La fin du chapitre traite plus spécifiquement du chantier de la
Sainte-Chapelle (implantation de l’édifice par rapport aux autres
bâtiments composant le palais, estimation du coût de la construction et
de la durée des travaux) et de son architecture (plan, élévations
intérieure et extérieure, techniques de construction, style). La place
de la Sainte-Chapelle dans l’art du milieu du XIIIe siècle et la postérité de l’édifice sont enfin abordés.
Un épilogue conclut la première partie du livre en rappelant
l’originalité d’un monument aux significations et aux fonctions
multiples, dès l’origine lié à la monarchie, de nos jours haut-lieu du
tourisme national et international. Guère plus marquée par l’intense
vie liturgique qui la caractérisait sous l’Ancien Régime, la
Sainte-Chapelle n’a pourtant rien perdu de son aura : son architecture
raffinée, sa statuaire ainsi que ses magnifiques verrières fascinent
toujours.
L’introduction de la seconde partie de l’ouvrage consiste en une
présentation générale des verrières de la Sainte-Chapelle, qui comptent
parmi les plus parfaites réalisations de l’art du vitrail au XIIIe
siècle et ont été admirées de tout temps.

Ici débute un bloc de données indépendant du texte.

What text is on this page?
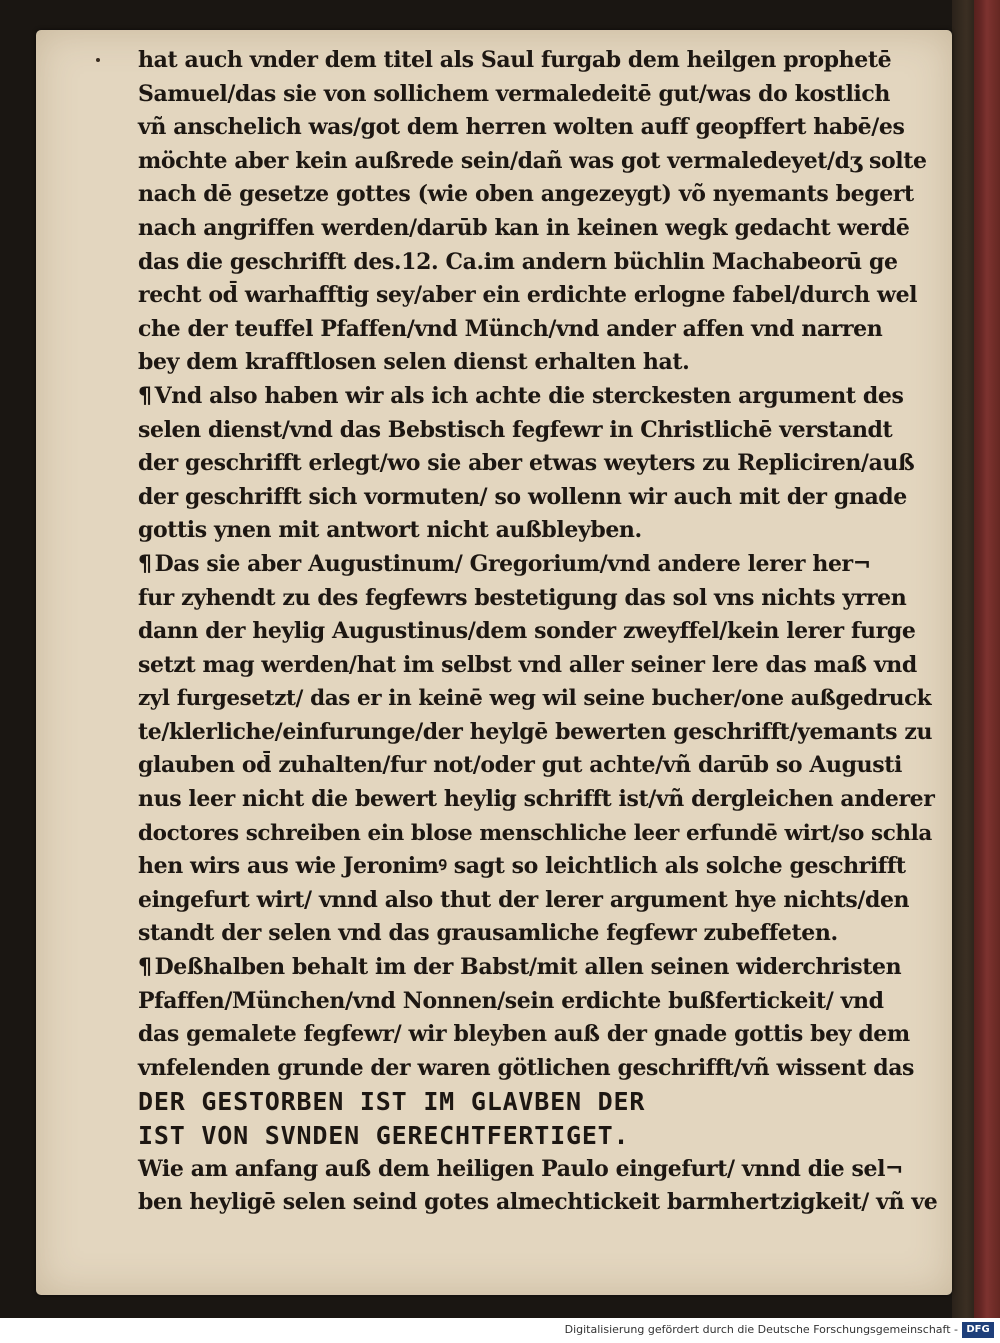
hat auch vnder dem titel als Saul furgab dem heilgen prophetē
Samuel/das sie von sollichem vermaledeitē gut/was do kostlich
vñ anschelich was/got dem herren wolten auff geopffert habē/es
möchte aber kein außrede sein/dañ was got vermaledeyet/dʒ solte
nach dē gesetze gottes (wie oben angezeygt) võ nyemants begert
nach angriffen werden/darūb kan in keinen wegk gedacht werdē
das die geschrifft des.12. Ca.im andern büchlin Machabeorū ge
recht od̄ warhafftig sey/aber ein erdichte erlogne fabel/durch wel
che der teuffel Pfaffen/vnd Münch/vnd ander affen vnd narren
bey dem krafftlosen selen dienst erhalten hat.
¶ Vnd also haben wir als ich achte die sterckesten argument des
selen dienst/vnd das Bebstisch fegfewr in Christlichē verstandt
der geschrifft erlegt/wo sie aber etwas weyters zu Repliciren/auß
der geschrifft sich vormuten/ so wollenn wir auch mit der gnade
gottis ynen mit antwort nicht außbleyben.
¶ Das sie aber Augustinum/ Gregorium/vnd andere lerer her¬
fur zyhendt zu des fegfewrs bestetigung das sol vns nichts yrren
dann der heylig Augustinus/dem sonder zweyffel/kein lerer furge
setzt mag werden/hat im selbst vnd aller seiner lere das maß vnd
zyl furgesetzt/ das er in keinē weg wil seine bucher/one außgedruck
te/klerliche/einfurunge/der heylgē bewerten geschrifft/yemants zu
glauben od̄ zuhalten/fur not/oder gut achte/vñ darūb so Augusti
nus leer nicht die bewert heylig schrifft ist/vñ dergleichen anderer
doctores schreiben ein blose menschliche leer erfundē wirt/so schla
hen wirs aus wie Jeronimꝰ sagt so leichtlich als solche geschrifft
eingefurt wirt/ vnnd also thut der lerer argument hye nichts/den
standt der selen vnd das grausamliche fegfewr zubeffeten.
¶ Deßhalben behalt im der Babst/mit allen seinen widerchristen
Pfaffen/München/vnd Nonnen/sein erdichte bußfertickeit/ vnd
das gemalete fegfewr/ wir bleyben auß der gnade gottis bey dem
vnfelenden grunde der waren götlichen geschrifft/vñ wissent das
DER GESTORBEN IST IM GLAVBEN DER
IST VON SVNDEN GERECHTFERTIGET.
Wie am anfang auß dem heiligen Paulo eingefurt/ vnnd die sel¬
ben heyligē selen seind gotes almechtickeit barmhertzigkeit/ vñ ve
Digitalisierung gefördert durch die Deutsche Forschungsgemeinschaft - DFG
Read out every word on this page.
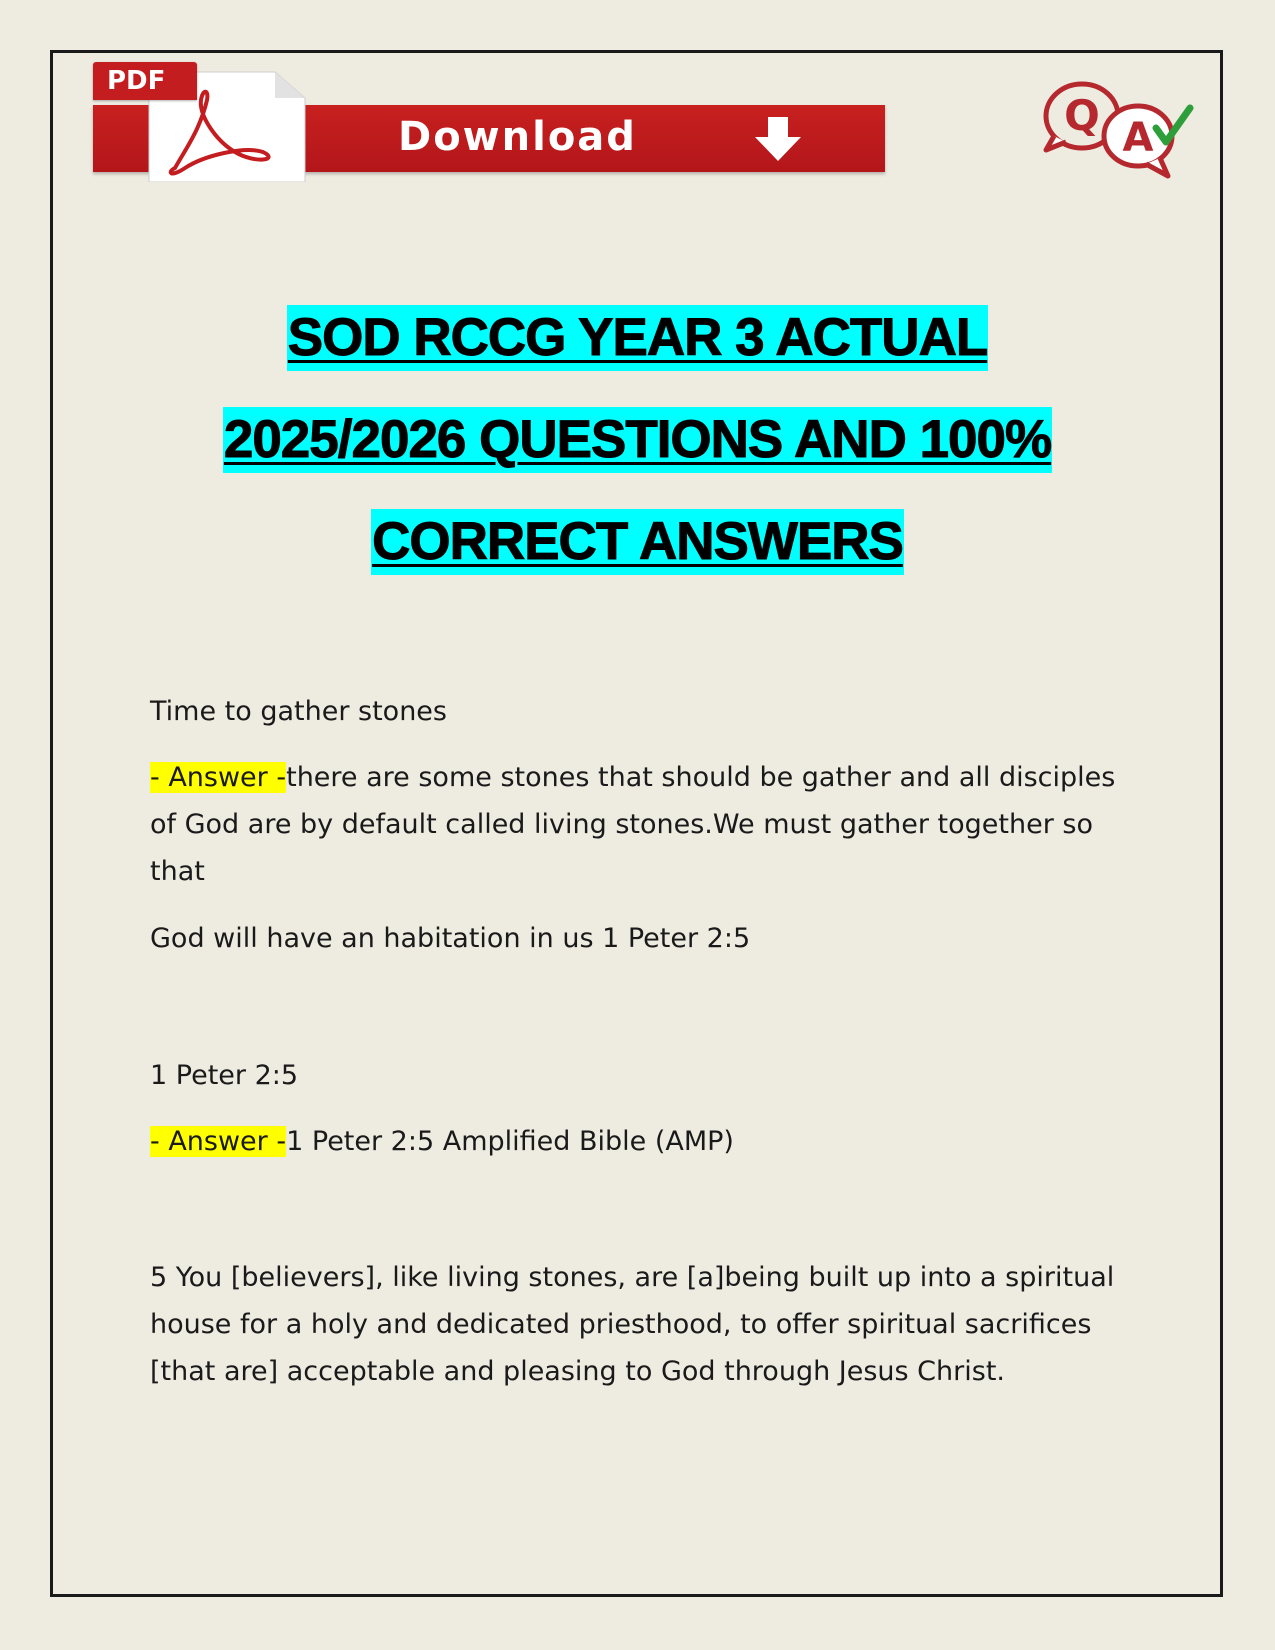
PDF
Download	Q A
SOD RCCG YEAR 3 ACTUAL
2025/2026 QUESTIONS AND 100%
CORRECT ANSWERS
Time to gather stones
- Answer -there are some stones that should be gather and all disciples of God are by default called living stones.We must gather together so that
God will have an habitation in us 1 Peter 2:5
1 Peter 2:5
- Answer -1 Peter 2:5 Amplified Bible (AMP)
5 You [believers], like living stones, are [a]being built up into a spiritual house for a holy and dedicated priesthood, to offer spiritual sacrifices [that are] acceptable and pleasing to God through Jesus Christ.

Les murs de la chapelle
haute, fortement évidés, tendent à disparaître au profit de la surface
vitrée, ce que rappelle l’auteur avant d’aborder la composition des
panneaux et les difficultés de lecture inhérentes à certains choix
formels, puis l’élaboration d’un programme iconographique au Moyen Âge.

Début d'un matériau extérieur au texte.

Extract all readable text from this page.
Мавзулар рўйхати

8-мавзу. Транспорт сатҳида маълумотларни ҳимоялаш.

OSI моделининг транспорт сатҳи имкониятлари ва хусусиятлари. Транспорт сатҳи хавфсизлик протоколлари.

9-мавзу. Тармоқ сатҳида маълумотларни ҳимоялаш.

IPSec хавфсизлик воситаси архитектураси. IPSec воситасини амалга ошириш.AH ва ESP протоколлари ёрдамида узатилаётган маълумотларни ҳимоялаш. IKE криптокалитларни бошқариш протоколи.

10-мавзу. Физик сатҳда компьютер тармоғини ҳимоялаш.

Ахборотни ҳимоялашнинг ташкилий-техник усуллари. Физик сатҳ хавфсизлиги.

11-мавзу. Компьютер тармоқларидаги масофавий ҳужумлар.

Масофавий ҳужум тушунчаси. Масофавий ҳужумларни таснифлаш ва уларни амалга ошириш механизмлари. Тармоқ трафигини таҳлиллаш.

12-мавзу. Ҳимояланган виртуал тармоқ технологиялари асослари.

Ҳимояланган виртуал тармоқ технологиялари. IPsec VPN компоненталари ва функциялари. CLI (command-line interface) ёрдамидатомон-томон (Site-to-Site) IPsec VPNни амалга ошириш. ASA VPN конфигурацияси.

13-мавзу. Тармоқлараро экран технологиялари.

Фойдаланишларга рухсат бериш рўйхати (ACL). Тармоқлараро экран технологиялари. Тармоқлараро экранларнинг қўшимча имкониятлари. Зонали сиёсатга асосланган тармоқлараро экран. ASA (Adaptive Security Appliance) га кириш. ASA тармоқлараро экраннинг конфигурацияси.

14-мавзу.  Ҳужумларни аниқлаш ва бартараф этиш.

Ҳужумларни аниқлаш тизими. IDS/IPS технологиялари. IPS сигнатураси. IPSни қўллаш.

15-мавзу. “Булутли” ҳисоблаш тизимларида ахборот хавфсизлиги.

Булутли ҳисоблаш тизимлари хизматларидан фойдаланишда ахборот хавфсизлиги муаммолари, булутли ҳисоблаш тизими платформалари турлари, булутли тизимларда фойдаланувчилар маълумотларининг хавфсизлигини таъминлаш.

Un plan des verrières figure en p. 118. Soulignons également la qualité
des photographies qui accompagnent abondamment le texte.
Le premier chapitre est une présentation détaillée du programme
iconographique qui se déploie sur les quinze verrières de la chapelle
haute (les huit larges baies de la nef et les sept baies plus étroites
qui percent l’abside). Les épisodes représentés dans des médaillons de
formes diverses illustrent l’histoire du peuple hébreu, de la Création
jusqu’à l’institution de la royauté en Israël ; l’Ancien Testament a
donc été privilégié. Malgré une complexité apparente due à la
compartimentation des scènes, le sens de lecture est relativement
simple.
- Verrières situées au nord : 1. La Genèse ; 2.
L’Exode ; 3. Le livre des Nombres ; 4. Le Deutéronome et le
livre de Josué.
- Verrières de l’abside : 1. Les Juges ; 2. Isaïe et l’Arbre de Jessé ;
3. Saint Jean l’Evangéliste et l’Enfance du Christ ; 4. La Passion
(baie axiale) ; 5. Saint Jean-Baptiste et Daniel ; 6. Ézéchiel ; 7.
Jérémie et Tobie.
- Verrières situées au sud : 1. Judith et Job ; 2.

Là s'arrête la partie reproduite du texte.